My poem “Portrait of Sister Carol as St. Cecilia” was inspired by my friend Carol, the first nun I ever met.  I converted to Catholicism in my late thirties in a parish in Brooklyn, run by Franciscans.  Two of my priests, Santo and Timothy, were often referred to by our parishioners as “Mary and Martha,” partly because of Father Timothy’s extraordinary work efforts.  Along with Wellington, our handyman, and a number of young men in our parish, Father Timothy remodeled an apartment behind the church.  The apartment, he told me one day during a two-hour confession-turned-church-tour, would be for our sisters.  He had drawn up plans by hand, showing the built-in bookshelves he would create in the living room, and despite the disarray of the project at the time, I could tell he had planned something very special.  He was even using the original wood to recreate the floors.

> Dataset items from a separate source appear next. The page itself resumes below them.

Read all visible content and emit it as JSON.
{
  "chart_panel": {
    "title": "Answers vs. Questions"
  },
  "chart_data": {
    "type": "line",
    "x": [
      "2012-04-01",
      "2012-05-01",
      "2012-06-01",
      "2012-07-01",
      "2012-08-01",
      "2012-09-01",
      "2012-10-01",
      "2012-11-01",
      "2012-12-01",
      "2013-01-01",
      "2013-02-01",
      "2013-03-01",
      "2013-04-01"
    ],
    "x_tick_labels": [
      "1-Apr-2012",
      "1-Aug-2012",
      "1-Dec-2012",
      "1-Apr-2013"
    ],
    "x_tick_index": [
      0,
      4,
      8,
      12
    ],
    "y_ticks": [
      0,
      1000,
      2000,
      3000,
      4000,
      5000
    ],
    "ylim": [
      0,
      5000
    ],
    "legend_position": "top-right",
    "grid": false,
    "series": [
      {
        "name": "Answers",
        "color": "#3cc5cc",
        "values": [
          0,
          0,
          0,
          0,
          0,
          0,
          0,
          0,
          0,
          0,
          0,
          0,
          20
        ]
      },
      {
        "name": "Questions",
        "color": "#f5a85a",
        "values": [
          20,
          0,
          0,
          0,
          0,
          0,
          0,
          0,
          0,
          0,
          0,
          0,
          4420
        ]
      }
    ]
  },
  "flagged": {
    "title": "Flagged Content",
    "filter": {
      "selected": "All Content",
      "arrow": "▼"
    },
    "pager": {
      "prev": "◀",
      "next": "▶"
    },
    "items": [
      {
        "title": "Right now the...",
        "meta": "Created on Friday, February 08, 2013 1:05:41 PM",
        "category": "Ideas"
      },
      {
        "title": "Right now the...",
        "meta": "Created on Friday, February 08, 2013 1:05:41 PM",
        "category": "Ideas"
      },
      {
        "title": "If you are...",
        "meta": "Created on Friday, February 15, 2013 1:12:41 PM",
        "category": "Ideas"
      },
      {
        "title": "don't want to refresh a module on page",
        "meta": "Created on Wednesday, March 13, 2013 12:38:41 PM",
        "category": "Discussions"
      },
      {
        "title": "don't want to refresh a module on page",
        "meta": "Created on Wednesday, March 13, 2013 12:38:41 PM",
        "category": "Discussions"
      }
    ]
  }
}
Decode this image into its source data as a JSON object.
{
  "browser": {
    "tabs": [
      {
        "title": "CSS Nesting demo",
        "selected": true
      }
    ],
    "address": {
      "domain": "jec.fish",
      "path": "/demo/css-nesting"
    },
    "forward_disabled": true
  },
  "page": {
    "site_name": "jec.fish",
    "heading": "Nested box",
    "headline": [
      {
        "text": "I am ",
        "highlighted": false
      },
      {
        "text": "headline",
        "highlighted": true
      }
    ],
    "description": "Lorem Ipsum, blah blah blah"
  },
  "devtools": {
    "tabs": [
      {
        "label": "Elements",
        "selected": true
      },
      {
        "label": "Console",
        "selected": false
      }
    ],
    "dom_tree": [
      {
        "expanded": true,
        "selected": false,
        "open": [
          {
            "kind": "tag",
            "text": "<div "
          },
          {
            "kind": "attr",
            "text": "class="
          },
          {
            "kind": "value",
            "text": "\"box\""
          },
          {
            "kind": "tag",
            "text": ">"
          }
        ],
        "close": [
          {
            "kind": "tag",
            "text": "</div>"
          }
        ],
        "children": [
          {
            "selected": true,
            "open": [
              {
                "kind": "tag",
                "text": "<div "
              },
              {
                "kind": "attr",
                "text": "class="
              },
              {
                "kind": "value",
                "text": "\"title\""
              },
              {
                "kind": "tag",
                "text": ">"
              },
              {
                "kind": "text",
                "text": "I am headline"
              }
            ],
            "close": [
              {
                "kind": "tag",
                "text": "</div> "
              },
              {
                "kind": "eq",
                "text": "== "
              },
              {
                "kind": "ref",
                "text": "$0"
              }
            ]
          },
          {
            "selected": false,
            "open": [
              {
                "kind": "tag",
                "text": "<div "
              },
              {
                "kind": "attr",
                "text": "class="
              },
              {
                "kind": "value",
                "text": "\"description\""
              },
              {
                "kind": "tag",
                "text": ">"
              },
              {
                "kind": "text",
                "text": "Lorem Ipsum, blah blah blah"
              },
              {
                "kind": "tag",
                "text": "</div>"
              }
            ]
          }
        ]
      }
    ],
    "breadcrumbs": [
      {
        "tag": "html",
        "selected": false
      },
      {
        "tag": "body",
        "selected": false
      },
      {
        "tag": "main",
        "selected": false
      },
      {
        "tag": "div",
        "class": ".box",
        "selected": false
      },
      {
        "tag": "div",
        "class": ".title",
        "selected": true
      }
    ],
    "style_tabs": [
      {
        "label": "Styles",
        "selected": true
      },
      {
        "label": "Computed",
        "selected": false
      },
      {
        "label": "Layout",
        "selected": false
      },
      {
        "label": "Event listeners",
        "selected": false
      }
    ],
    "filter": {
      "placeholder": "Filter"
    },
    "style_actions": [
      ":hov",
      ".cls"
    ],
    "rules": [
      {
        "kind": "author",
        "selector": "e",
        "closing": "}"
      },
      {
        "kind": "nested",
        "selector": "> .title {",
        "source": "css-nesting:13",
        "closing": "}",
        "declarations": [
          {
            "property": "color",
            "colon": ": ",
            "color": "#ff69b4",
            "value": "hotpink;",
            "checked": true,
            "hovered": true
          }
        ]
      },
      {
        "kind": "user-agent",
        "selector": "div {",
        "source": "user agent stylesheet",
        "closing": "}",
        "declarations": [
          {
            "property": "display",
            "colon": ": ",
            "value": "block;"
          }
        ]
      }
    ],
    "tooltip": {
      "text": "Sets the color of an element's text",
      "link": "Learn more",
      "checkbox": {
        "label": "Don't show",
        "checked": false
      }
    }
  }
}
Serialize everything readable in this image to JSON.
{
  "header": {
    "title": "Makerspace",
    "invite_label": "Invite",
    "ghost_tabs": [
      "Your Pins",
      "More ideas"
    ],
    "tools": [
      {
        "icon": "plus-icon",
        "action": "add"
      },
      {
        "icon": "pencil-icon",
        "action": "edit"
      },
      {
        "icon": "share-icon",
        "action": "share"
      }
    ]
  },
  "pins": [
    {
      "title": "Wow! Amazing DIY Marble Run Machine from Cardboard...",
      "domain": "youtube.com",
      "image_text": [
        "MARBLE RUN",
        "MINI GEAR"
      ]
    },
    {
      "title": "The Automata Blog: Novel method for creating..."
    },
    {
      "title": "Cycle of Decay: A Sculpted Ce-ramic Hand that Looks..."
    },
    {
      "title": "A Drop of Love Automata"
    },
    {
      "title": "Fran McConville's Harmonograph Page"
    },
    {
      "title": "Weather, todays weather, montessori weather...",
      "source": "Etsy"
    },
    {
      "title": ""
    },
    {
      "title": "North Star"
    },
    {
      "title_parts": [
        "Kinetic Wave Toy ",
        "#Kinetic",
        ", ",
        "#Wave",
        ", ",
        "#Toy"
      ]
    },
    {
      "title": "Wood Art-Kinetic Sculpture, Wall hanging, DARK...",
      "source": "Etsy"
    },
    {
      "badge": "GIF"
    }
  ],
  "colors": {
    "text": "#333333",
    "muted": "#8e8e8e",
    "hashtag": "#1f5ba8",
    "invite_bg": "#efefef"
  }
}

When I saw Sister Carol’s grey veil in the side aisle of the church for the first time, I made a point of sitting close by.  She remembers me greeting her by saying, “It’ll be nice to have some women here!”  I didn’t realize at the time what good friends we would become–but I did have hopes.

It was also Father Timothy who suggested to me during confession one Saturday that Sister Carol needed help in the Religious Education office.  He knew I was a teacher too, and I think he had hopes that I would eventually teach, but I started (and ended) my work there just doing simple data entry, registering children into their classes.  Sister Carol spoke so quietly that I would have to listen closely to her–being a little hard of hearing due to garage band hours logged in my youthCommunion-of-Saints.  She listened to me patiently as I ranted, often, about parts of Church doctrine that I found difficult to understand.  I knew her family lived up North, that she had spent years in Assisi and Massachusetts, and that she cared deeply for Sister Mercedes, our eldest nun.  She told me other stories.  When I asked if she had ever had a boyfriend, she told me the one about how, in her teens, she had a crush on a friend of her brother.  He had apparently planned their future together, but after she went away to college, “he found another young rose.”  Sister Carol did things her own way: the office key was marked “U,” for “ufficio.”  We laughed a lot.  We spent many hours together.  We had tea in the office at Christmas, and in the summer, once, she asked me to give her a haircut.  I was a little terrified to do it, since I hadn’t cut anyone’s hair since college, when my friend Travis had traded a pack of cigarettes for a haircut.  I figured that under her veil, very few people would see it if I made a mess of it, so I went ahead and gave it to her.  The soul of charity, she thanked me, but she never asked me to do it again.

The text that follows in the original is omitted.